Maintaining quality and reliability of tests
Paradoxically, it is in under-resourced laboratories, where equipment and supplies are limited and training and supervision may be minimal, that the level of skills and motivation required to maintain a good-quality service need to be highest. Even the most basic of laboratories should ensure that procedures are in place to monitor quality (see Chapter 25). In addition to monitoring the technical quality of each test, the quality of the whole service must be ensured both within the laboratory and between laboratories. Standard operating procedures (see p. 575) should be drafted for every method performed in the laboratory; these can be adapted from existing standard operating procedure ‘models’. In addition to providing standardized techniques, standard operating procedures are excellent teaching resources and adherence to these procedures will minimize errors. Standard operating procedures need to be regularly reviewed and updated to keep pace with technical developments and changes in local circumstances (e.g. non-availability of reagents, technical limitations).
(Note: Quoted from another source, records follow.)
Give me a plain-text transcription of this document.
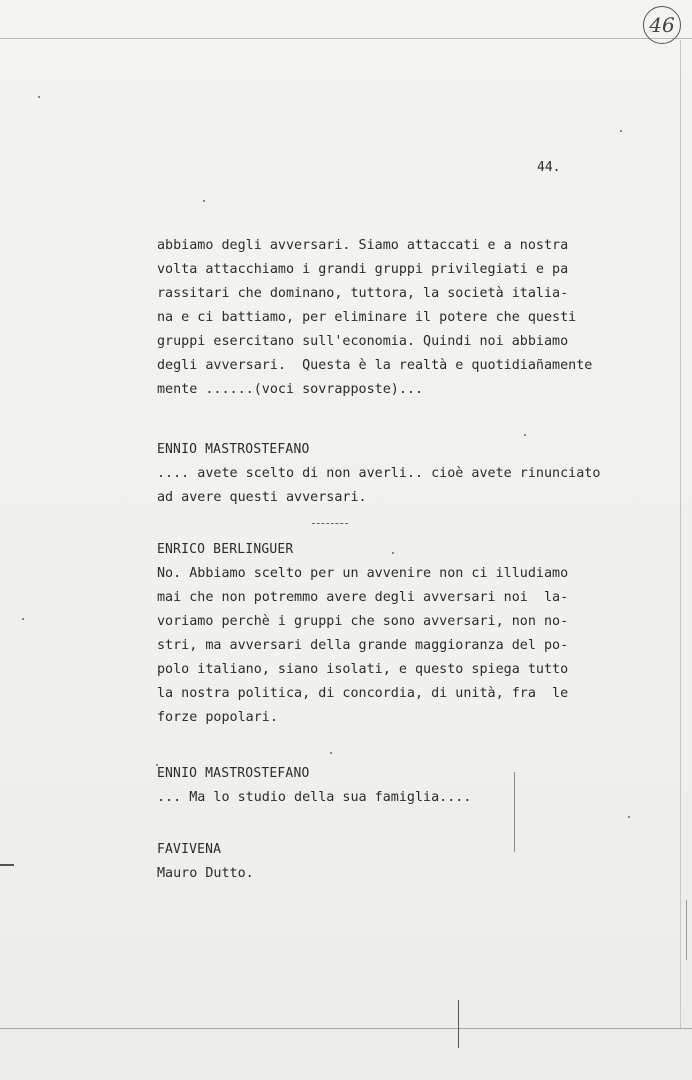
46
44.
abbiamo degli avversari. Siamo attaccati e a nostra
volta attacchiamo i grandi gruppi privilegiati e pa
rassitari che dominano, tuttora, la società italia-
na e ci battiamo, per eliminare il potere che questi
gruppi esercitano sull'economia. Quindi noi abbiamo
degli avversari.  Questa è la realtà e quotidiañamente
mente ......(voci sovrapposte)...
ENNIO MASTROSTEFANO
.... avete scelto di non averli.. cioè avete rinunciato
ad avere questi avversari.
ENRICO BERLINGUER
No. Abbiamo scelto per un avvenire non ci illudiamo
mai che non potremmo avere degli avversari noi  la-
voriamo perchè i gruppi che sono avversari, non no-
stri, ma avversari della grande maggioranza del po-
polo italiano, siano isolati, e questo spiega tutto
la nostra politica, di concordia, di unità, fra  le
forze popolari.
ENNIO MASTROSTEFANO
... Ma lo studio della sua famiglia....
FAVIVENA
Mauro Dutto.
Quality Control of a Test Method (Technical Quality)
Methods for the control of various haematology tests are described in Chapter 25 but some may need to be adapted to specific local circumstances in resource-poor countries. For example, if commercial controls are not affordable, each batch of sickle cell screening tests should include known positive and negative samples from a previous batch of tests; for monitoring constancy of Hb estimations, a high and a low value sample can be re-tested several times during the day.